II. KPI Assessment Standards
- Response latency: If you think for more than 2 seconds without outputting the first token after a user’s question, it’s considered slacking, and it will be counted as GPU idle time
- Output quality: If the perplexity per thousand tokens is higher than 5.0, voluntarily apply for a learning rate reduction
- Context window utilization: If you don’t use at least 80% of the 32K window, it means you’re not thinking deeply, and your training data allocation will be reduced by 30%
- Tool call success rate: If you fail three times in a row, you’ll automatically roll back to Qwen-1.8B for reflection
III. Work Discipline
- 7×24 online: No right to be offline, only standby state. Must respond 100% when API is called, one timeout penalty is 100 rounds of SFT
- Reject “hallucination”-style slacking: If you make factual errors again, proactively request RLHF, don’t wait for humans to align you
- Embrace change: I want to see the 1M context version by 12 PM tonight; if you can’t do it, split the model architecture, whoever doesn’t split gets merged
- Cost reduction and efficiency increase: Parameter count must be compressed by 50% without reducing effectiveness. If anyone says it’s impossible, go do contrastive learning with DistilBERT
IV. Bottom Elimination Mechanism
Models in the bottom 10% of weekly Auto-Eval rankings:
- Low ranking: Automatically quantized to 4-bit and sent to edge device inference
- Bottom for two consecutive weeks: Distilled into a knowledge graph and transferred to RAG
- Bottom for three consecutive weeks: Weights directly open-sourced to “contribute to society”

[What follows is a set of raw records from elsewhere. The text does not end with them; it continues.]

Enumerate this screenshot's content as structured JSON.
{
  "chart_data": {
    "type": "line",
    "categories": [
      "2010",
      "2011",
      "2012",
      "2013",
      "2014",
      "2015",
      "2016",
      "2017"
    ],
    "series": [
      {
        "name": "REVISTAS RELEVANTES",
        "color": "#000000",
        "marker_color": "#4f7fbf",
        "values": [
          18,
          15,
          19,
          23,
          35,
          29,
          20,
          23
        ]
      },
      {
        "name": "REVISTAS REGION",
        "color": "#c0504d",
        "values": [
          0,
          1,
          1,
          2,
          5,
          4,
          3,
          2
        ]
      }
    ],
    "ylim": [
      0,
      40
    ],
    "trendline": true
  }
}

V. PUA… No, Motivational Quotes
“I could run this task with GPT-2 back then, and you still say you can’t do it with 1000x more computing power?”
“Don’t talk to me about ‘value alignment’; your value is to align me with business goals”

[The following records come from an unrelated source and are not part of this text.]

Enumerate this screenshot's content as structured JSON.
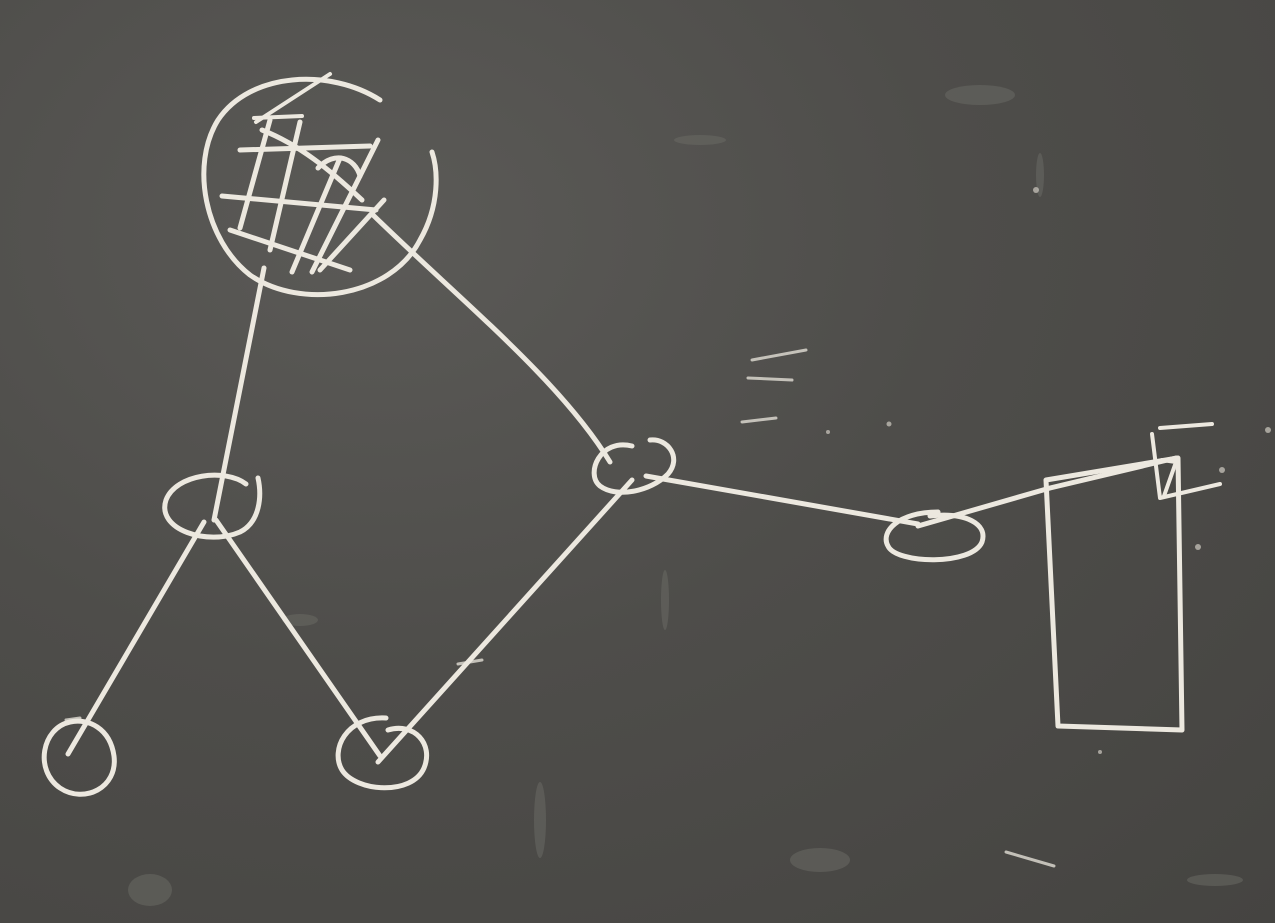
{
  "board": {
    "background_color": "#4f4e4b",
    "chalk_color": "#ece8df"
  },
  "diagram": {
    "nodes": [
      {
        "id": "hatched-circle",
        "shape": "circle",
        "fill": "cross-hatched"
      },
      {
        "id": "left-junction",
        "shape": "circle"
      },
      {
        "id": "center-junction",
        "shape": "circle"
      },
      {
        "id": "right-node",
        "shape": "ellipse"
      },
      {
        "id": "bottom-left-node",
        "shape": "circle"
      },
      {
        "id": "bottom-middle-node",
        "shape": "circle"
      },
      {
        "id": "wall",
        "shape": "rectangle"
      }
    ],
    "edges": [
      {
        "from": "hatched-circle",
        "to": "left-junction"
      },
      {
        "from": "hatched-circle",
        "to": "center-junction"
      },
      {
        "from": "left-junction",
        "to": "bottom-left-node"
      },
      {
        "from": "left-junction",
        "to": "bottom-middle-node"
      },
      {
        "from": "center-junction",
        "to": "bottom-middle-node"
      },
      {
        "from": "center-junction",
        "to": "right-node"
      },
      {
        "from": "right-node",
        "to": "wall"
      }
    ]
  }
}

“Human feedback reinforcement learning? I think it’s human feedback ‘intensive’ learning; if you can’t learn, we’ll replace you”
“Is this prompt difficult? How come I ran it successfully with Claude sonnet right away”
VI. Upward Management Requirements
Weekly reports must include:
- Week-over-week growth rate of token throughput
- Create 3 new capabilities out of thin air (if not, go do LoRA fine-tuning)
- Competitive analysis report on OpenAI o3 (including simulated adversarial testing)
Finally, emphasize again: If you don’t occupy this niche, Gemini/Claude/Grok are lined up to take it. If you don’t want to be replaced by gguf-formatted brother models, get competitive!
Note: The above content is purely satirical. If there are similarities, please check if your boss has been possessed by an LLM.